Objective: To review current guidelines and recent data evaluating the efficacy and safety of angiotensin-converting enzyme (ACE) inhibitors and angiotensin receptor blockers (ARBs) in black hypertensive patients.
Data sources: Articles evaluating race-specific outcomes in hypertension were gathered using a MEDLINE search with keywords black, African American, ACE inhibitor, angiotensin receptor blocker, angiotensin system, and hypertension. Studies published from 2000 through April 2018 were reviewed.
Study selection and data extraction: Six guidelines, 8 monotherapy publications, and 5 combination therapy publications included race-specific results and were included in the review. The authors individually compared and contrasted the results from each publication.
Data synthesis: Numerous monotherapy trials indicate that black patients may have a reduced blood pressure (BP) response with ACE inhibitors or ARBs compared with white patients. Conversely, additional studies propose that race may not be the primary predictor of BP response. Reduced efficacy is not observed in trials involving combination therapy. Some studies suggest increased cardiovascular and cerebrovascular morbidity and mortality with ACE inhibitor or ARB monotherapy in black patients; however, data are conflicting. Relevance to Patient Care and Clinical Practice: This article clarifies vague guideline statements and informs clinicians on the appropriate use of ACE inhibitors or ARBs for hypertension treatment in black patients through an in-depth look into the evidence.

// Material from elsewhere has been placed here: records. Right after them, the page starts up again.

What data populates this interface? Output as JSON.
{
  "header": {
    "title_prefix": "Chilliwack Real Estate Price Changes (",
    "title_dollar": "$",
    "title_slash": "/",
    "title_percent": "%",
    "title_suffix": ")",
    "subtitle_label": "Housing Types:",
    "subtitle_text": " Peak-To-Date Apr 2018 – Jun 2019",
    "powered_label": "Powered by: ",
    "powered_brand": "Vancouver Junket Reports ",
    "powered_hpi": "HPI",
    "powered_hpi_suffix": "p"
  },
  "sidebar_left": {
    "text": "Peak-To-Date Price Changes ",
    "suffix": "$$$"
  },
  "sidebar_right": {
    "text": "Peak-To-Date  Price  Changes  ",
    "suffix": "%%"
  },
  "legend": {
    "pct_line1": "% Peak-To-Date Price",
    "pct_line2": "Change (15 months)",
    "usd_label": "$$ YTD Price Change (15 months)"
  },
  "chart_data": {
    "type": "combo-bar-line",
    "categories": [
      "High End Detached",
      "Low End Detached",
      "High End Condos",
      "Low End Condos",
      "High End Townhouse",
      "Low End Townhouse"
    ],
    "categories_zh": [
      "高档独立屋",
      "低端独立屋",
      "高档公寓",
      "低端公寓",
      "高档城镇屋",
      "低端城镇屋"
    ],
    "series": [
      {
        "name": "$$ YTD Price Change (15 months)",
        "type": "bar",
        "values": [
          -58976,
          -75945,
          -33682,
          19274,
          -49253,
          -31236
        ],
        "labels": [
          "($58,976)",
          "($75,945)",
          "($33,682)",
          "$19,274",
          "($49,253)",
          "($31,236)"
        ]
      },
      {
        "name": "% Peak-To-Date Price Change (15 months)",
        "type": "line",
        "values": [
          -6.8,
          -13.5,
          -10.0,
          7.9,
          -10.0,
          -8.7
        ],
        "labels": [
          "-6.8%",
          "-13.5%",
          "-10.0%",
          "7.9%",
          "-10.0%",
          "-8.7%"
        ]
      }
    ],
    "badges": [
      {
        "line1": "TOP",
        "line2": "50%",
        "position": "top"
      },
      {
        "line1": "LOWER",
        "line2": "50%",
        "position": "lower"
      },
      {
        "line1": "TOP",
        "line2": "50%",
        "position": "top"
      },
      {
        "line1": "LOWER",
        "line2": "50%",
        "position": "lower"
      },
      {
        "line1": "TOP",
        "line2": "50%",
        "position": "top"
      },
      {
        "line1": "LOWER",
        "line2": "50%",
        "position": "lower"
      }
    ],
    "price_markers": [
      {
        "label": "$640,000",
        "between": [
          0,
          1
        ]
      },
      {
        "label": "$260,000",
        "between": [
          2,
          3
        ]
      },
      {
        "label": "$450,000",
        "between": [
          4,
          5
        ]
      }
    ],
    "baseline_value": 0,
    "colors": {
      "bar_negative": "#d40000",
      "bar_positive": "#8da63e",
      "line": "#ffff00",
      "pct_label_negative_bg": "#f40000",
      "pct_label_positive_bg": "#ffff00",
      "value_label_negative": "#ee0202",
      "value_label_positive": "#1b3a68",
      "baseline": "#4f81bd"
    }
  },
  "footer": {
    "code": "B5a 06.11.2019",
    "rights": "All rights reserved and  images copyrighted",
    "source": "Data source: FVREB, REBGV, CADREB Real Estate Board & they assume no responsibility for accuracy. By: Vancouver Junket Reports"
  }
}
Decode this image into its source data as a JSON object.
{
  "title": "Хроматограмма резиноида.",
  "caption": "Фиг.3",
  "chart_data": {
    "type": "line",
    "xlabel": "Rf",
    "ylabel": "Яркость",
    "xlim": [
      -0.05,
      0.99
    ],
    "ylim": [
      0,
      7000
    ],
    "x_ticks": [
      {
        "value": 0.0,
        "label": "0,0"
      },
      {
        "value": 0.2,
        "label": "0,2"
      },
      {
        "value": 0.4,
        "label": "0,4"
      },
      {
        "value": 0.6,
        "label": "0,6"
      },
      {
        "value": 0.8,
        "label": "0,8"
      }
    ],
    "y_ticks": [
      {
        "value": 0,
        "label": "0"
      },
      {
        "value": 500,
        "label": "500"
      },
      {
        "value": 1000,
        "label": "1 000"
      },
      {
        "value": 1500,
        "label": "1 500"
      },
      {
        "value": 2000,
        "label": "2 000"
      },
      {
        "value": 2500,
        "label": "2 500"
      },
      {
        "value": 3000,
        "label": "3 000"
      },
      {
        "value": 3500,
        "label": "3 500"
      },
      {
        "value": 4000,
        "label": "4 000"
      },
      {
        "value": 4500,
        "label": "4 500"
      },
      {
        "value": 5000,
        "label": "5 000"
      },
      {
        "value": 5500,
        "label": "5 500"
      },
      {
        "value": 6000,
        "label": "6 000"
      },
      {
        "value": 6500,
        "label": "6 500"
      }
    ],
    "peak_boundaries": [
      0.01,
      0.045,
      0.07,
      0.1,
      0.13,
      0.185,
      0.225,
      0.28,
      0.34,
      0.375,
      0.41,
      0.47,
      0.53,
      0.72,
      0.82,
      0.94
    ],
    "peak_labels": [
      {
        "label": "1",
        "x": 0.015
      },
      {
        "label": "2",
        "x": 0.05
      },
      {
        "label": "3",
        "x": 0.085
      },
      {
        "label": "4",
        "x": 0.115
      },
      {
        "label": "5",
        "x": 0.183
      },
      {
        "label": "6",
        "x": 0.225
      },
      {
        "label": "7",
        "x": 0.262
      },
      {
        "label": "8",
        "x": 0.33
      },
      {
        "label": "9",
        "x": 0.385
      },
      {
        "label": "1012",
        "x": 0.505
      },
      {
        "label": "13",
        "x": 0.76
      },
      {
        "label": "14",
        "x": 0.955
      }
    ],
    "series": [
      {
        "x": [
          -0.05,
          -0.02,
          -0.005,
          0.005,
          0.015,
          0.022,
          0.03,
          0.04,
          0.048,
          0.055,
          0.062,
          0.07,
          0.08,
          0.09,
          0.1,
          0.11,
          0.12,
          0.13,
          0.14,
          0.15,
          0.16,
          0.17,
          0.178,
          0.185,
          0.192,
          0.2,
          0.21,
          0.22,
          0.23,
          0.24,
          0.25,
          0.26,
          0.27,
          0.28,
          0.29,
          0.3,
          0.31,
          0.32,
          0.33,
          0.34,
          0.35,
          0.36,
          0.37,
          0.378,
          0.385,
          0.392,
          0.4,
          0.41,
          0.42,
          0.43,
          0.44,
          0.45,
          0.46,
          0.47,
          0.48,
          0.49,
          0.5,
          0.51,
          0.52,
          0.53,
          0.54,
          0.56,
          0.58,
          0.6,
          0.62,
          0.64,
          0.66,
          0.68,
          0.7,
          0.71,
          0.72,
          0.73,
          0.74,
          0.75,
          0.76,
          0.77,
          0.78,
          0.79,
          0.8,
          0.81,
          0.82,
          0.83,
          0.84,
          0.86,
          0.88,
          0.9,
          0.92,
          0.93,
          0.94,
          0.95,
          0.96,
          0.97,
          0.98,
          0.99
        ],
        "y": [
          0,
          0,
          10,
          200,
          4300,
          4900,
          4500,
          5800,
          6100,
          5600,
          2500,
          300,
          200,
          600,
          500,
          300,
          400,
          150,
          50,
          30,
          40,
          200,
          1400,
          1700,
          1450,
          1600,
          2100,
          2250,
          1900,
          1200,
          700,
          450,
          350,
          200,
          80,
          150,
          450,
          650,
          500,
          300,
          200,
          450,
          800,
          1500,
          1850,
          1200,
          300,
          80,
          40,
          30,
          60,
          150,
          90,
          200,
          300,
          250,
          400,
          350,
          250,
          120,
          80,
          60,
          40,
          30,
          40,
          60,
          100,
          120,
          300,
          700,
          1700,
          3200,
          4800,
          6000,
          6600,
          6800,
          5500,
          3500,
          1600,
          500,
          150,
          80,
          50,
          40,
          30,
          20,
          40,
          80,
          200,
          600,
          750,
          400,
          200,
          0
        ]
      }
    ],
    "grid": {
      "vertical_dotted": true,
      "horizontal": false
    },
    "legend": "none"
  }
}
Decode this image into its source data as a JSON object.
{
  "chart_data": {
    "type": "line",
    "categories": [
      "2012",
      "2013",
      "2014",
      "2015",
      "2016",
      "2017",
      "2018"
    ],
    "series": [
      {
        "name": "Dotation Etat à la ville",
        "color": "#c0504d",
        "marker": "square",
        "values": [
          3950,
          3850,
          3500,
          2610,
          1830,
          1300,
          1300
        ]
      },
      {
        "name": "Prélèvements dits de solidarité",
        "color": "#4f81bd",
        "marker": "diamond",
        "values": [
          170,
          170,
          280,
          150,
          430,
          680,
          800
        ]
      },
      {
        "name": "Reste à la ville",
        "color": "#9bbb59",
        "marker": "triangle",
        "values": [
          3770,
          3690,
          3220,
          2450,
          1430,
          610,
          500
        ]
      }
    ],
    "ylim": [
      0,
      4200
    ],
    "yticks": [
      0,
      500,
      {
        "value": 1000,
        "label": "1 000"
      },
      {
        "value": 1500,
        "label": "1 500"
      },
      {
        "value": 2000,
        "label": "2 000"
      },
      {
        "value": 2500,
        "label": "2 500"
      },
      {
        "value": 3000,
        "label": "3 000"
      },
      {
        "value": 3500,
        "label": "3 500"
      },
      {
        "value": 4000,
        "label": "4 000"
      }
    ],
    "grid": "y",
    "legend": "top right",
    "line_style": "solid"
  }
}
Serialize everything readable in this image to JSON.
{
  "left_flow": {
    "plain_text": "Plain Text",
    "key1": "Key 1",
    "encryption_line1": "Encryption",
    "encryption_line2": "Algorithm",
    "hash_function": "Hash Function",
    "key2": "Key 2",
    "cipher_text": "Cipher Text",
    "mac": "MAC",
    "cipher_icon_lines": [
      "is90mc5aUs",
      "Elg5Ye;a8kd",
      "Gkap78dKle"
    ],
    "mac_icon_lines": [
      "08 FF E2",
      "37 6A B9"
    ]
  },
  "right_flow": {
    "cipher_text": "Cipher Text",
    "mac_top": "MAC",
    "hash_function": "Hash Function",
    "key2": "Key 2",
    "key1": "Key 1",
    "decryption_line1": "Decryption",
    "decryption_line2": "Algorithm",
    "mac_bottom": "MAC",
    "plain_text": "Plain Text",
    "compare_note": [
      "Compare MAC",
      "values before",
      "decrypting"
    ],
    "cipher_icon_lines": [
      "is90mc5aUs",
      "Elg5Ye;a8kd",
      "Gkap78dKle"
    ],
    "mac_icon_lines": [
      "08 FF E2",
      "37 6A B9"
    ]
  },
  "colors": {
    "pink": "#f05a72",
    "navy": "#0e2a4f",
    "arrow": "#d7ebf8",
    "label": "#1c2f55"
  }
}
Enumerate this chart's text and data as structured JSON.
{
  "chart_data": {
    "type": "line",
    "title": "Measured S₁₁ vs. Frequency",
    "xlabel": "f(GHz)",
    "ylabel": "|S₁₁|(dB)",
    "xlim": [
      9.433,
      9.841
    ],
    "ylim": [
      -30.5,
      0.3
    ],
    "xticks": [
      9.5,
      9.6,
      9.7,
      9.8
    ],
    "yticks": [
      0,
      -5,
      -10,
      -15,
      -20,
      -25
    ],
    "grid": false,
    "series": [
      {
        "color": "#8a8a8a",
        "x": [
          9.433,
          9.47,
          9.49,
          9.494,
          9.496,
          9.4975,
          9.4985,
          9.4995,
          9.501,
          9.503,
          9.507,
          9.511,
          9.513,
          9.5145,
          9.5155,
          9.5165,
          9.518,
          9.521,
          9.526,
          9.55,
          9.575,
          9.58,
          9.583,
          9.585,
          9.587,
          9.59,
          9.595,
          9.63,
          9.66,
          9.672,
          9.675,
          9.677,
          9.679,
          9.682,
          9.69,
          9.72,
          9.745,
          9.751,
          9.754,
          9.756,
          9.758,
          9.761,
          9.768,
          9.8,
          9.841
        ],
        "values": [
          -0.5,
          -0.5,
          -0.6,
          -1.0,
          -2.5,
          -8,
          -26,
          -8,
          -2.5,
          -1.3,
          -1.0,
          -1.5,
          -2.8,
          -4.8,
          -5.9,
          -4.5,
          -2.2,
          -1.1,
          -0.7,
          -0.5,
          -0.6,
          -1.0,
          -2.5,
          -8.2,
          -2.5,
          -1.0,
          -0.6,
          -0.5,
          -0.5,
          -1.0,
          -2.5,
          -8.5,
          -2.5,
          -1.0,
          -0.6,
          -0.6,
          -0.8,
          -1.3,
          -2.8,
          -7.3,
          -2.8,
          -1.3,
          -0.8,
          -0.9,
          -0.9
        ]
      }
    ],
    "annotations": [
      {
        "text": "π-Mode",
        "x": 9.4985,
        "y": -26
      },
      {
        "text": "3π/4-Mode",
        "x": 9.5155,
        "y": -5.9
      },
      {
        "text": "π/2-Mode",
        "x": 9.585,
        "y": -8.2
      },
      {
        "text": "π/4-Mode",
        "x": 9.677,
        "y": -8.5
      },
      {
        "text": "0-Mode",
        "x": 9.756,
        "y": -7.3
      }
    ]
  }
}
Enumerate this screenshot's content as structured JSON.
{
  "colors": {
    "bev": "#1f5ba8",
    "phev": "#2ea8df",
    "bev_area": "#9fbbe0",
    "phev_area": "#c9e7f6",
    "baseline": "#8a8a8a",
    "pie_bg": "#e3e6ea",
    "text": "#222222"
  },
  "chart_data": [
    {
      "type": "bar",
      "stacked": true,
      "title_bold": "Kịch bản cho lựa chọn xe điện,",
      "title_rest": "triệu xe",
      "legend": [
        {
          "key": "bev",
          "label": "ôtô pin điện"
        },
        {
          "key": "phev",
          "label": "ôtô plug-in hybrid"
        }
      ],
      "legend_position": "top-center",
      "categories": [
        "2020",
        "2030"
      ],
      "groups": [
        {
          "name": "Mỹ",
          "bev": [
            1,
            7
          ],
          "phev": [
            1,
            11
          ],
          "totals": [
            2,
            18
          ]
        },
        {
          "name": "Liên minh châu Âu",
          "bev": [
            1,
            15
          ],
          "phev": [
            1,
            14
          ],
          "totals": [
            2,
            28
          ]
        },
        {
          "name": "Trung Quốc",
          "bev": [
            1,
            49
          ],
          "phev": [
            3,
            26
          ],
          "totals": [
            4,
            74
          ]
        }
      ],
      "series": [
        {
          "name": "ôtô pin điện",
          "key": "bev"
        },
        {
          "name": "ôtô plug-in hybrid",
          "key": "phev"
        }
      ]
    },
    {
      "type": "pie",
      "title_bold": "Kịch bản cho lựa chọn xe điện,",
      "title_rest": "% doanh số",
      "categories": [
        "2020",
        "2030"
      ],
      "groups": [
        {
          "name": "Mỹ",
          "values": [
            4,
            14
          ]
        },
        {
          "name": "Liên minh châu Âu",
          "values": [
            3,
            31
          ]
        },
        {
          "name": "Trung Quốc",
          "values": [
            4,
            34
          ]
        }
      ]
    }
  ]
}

Conclusions: Potentially reduced efficacy and limited outcomes data indicate that ACE inhibitors or ARBs should not routinely be initiated as monotherapy in black hypertensive patients. Use in combination with a calcium channel blocker or thiazide diuretic is efficacious in black patients, and there are no data showing that this increases or decreases cardiovascular or cerebrovascular outcomes.
Keywords: ACE inhibitors; angiotensin II receptor antagonists; evidence-based practice; hypertension; literature evaluation.